The recommended dose is one drop of Brimonidine Tartrate ophthalmic solution 0.2% in the affected eye(s) three times daily, approximately 8 hours apart. Brimonidine Tartrate ophthalmic solution 0.2% may be used concomitantly with other topical ophthalmic drug products to lower intraocular pressure. If more than one topical ophthalmic product is being used, the products should be administered at least 5 minutes apart.

Interactions of Brimo Ophthalmic Solution

Although no specific drug interaction studies have been performed with brimonidine tartrate 0.2% ophthalmic solution, the potential for adverse effects or potentiation with CNS depressants should be considered. alcohol, barbiturates, opiates, sedatives, or anesthetics). Alpha antagonists, as a drug, can lower heart rate and blood pressure. Caution should be exercised with the concomitant use of drugs such as beta-blockers (ophthalmic and systemic), antihypertensive, and/or cardiac glycosides. Tricyclic antidepressants have been reported to reduce the antihypertensive effect of systemic clonidine. It is not known whether co-administration of these drugs with brimonidine tartrate 0.2% ophthalmic solution in humans could interfere with the IOP-lowering effect.
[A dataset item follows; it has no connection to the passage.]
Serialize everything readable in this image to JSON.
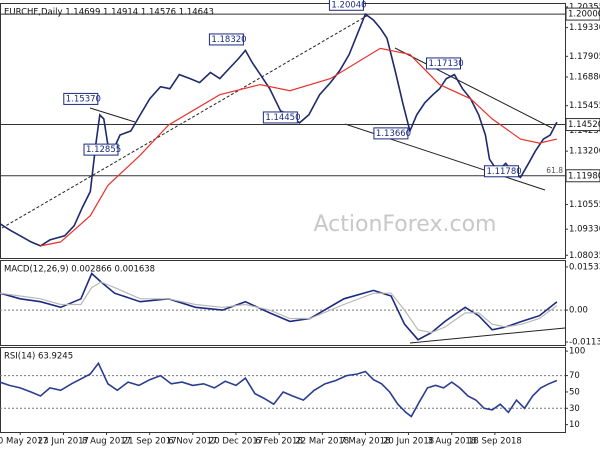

There are no data on circulating levels of catecholamines following administration of 0.2% brimonidine tartrate ophthalmic solution. However, caution should be exercised in patients receiving tricyclic antidepressants which may affect the metabolism and absorption of circulating amines.

Contraindications

Brimonidine tartrate allergic patients should not use 0.2% brimonidine tartrate eye drops. Patients receiving monoamine oxidase (MAO) inhibitors are also contraindicated.
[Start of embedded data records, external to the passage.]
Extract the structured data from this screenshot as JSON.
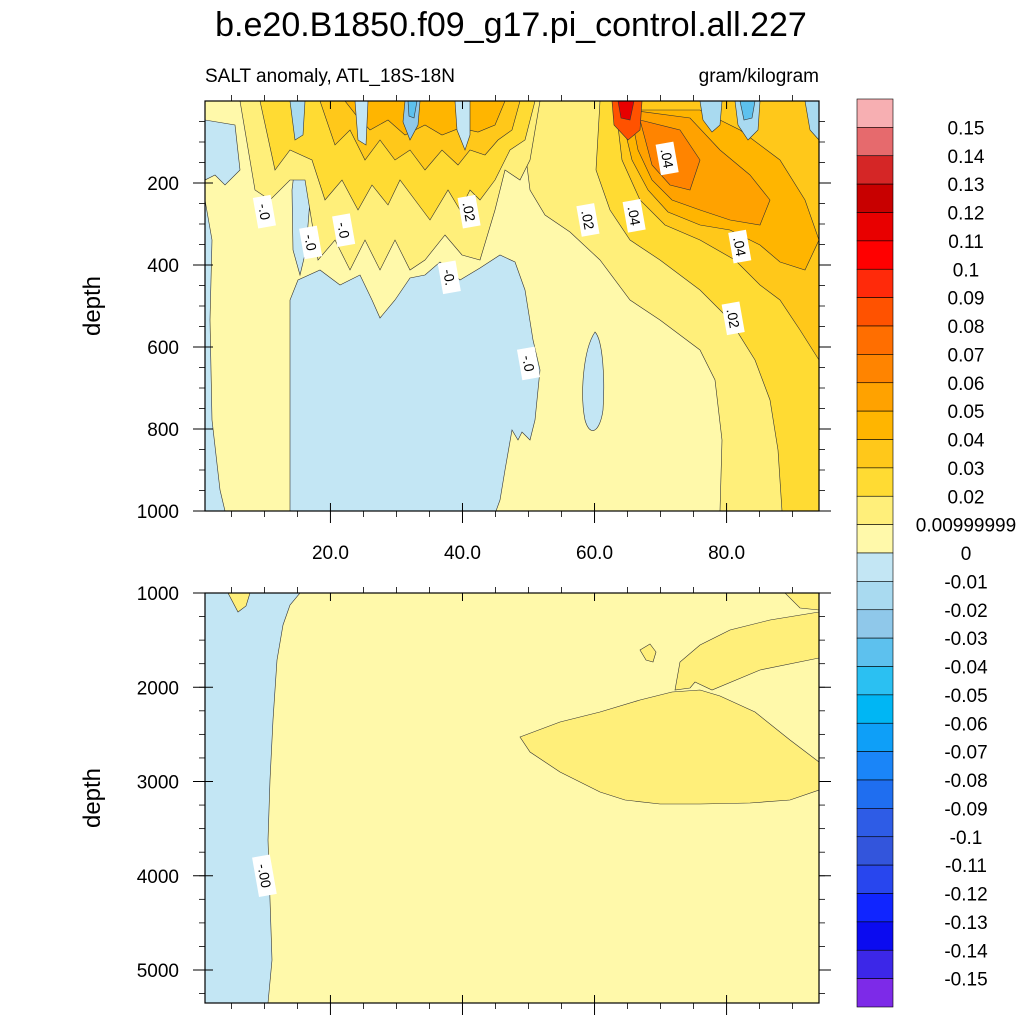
{
  "title": "b.e20.B1850.f09_g17.pi_control.all.227",
  "subtitle_left": "SALT anomaly, ATL_18S-18N",
  "subtitle_right": "gram/kilogram",
  "chart_data": [
    {
      "type": "heatmap",
      "panel": "upper",
      "ylabel": "depth",
      "xlim": [
        1,
        94
      ],
      "ylim": [
        1000,
        0
      ],
      "x_ticks": [
        20,
        40,
        60,
        80
      ],
      "x_tick_labels": [
        "20.0",
        "40.0",
        "60.0",
        "80.0"
      ],
      "y_ticks": [
        200,
        400,
        600,
        800,
        1000
      ],
      "y_tick_labels": [
        "200",
        "400",
        "600",
        "800",
        "1000"
      ],
      "grid": false,
      "contour_labels": [
        {
          "text": "-.0",
          "x": 10,
          "y": 270
        },
        {
          "text": "-.0",
          "x": 17,
          "y": 345
        },
        {
          "text": "-.0",
          "x": 22,
          "y": 315
        },
        {
          "text": ".02",
          "x": 41,
          "y": 270
        },
        {
          "text": "-0.",
          "x": 38,
          "y": 430
        },
        {
          "text": ".02",
          "x": 59,
          "y": 290
        },
        {
          "text": ".04",
          "x": 66,
          "y": 280
        },
        {
          "text": ".04",
          "x": 71,
          "y": 140
        },
        {
          "text": ".04",
          "x": 82,
          "y": 355
        },
        {
          "text": ".02",
          "x": 81,
          "y": 530
        },
        {
          "text": "-.0",
          "x": 50,
          "y": 640
        }
      ]
    },
    {
      "type": "heatmap",
      "panel": "lower",
      "ylabel": "depth",
      "xlim": [
        1,
        94
      ],
      "ylim": [
        5350,
        1000
      ],
      "y_ticks": [
        1000,
        2000,
        3000,
        4000,
        5000
      ],
      "y_tick_labels": [
        "1000",
        "2000",
        "3000",
        "4000",
        "5000"
      ],
      "grid": false,
      "contour_labels": [
        {
          "text": "-.00",
          "x": 10,
          "y": 4000
        }
      ]
    }
  ],
  "colorbar": {
    "labels": [
      "0.15",
      "0.14",
      "0.13",
      "0.12",
      "0.11",
      "0.1",
      "0.09",
      "0.08",
      "0.07",
      "0.06",
      "0.05",
      "0.04",
      "0.03",
      "0.02",
      "0.00999999",
      "0",
      "-0.01",
      "-0.02",
      "-0.03",
      "-0.04",
      "-0.05",
      "-0.06",
      "-0.07",
      "-0.08",
      "-0.09",
      "-0.1",
      "-0.11",
      "-0.12",
      "-0.13",
      "-0.14",
      "-0.15"
    ],
    "colors": [
      "#F7AFB2",
      "#E66A6D",
      "#D52626",
      "#C80000",
      "#E80000",
      "#FF0000",
      "#FF2A0A",
      "#FF5200",
      "#FF6E00",
      "#FF8400",
      "#FFA200",
      "#FFB500",
      "#FFC81A",
      "#FFDB33",
      "#FFEF7A",
      "#FFF9AA",
      "#C3E6F4",
      "#A9DAF0",
      "#8FC8EA",
      "#5DC1EE",
      "#2BC0F2",
      "#00B6F4",
      "#0E9FF8",
      "#1A85F8",
      "#1F6EF0",
      "#2E5CE6",
      "#3355DC",
      "#2846EE",
      "#1025FF",
      "#0B0BF0",
      "#3C27E8",
      "#7D2AE8"
    ]
  }
}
Side Effects of Brimo Ophthalmic Solution

Approximately 10% to 30% of subjects experienced adverse events (in descending order of incidence) including dry mouth, eye congestion, burning and tingling, headache, blurred vision, foreign body sensation, fatigue/drowsiness, conjunctival follicles, eye Allergic reactions, and itchy eyes. Events that occurred in approximately 39% of subjects (in descending order) included corneal staining/erosion, photophobia, eyelid erythema, eye pain/pain, dry eyes, tearing, upper respiratory tract symptoms, eyelid edema, conjunctival edema, dizziness, Blepharitis, eye irritation, gastrointestinal symptoms, fatigue, pale conjunctiva, abnormal vision, and muscle pain. Less than 3% of patients reported the following adverse reactions: eyelid crusting, conjunctival bleeding, abnormal taste, insomnia, conjunctival secretions, depression, high blood pressure, anxiety, palpitations/arrhythmia, dry nose, and syncope.

Pregnancy

There are no adequate and well-controlled studies in pregnant women. In animal studies, brimonidine crossed the placenta and entered the fetal circulation to a limited extent. Brimonidine tartrate 0.2% ophthalmic solution should be used during pregnancy only if the possible benefit to the mother is equal to the possible risk to the fetus. It is not known whether this medicine is excreted in human milk; In animal studies, brimonidine tartrate was excreted in human milk. A decision should be made whether to discontinue nursing or to discontinue the drug, taking into account the importance of the drug to the mother.

Precautions

Although brimonidine tartrate 0.2% ophthalmic solution had minimal effect on patient blood pressure in clinical studies, caution should be exercised when treating patients with severe cardiovascular disease. Brimonidine tartrate 0.2% ophthalmic solution should be used with caution in patients with depression, cerebral or coronary insufficiency, Raynaud's phenomenon, orthostatic hypotension, or thromboembolic disease.

Storage Conditions

Store below 30°C in a cool and dry place protected from light. Keep out of reach of children. Do not touch the dropper tip to surfaces since this may contaminate the solution. Do not use it after 30 days of the first opening.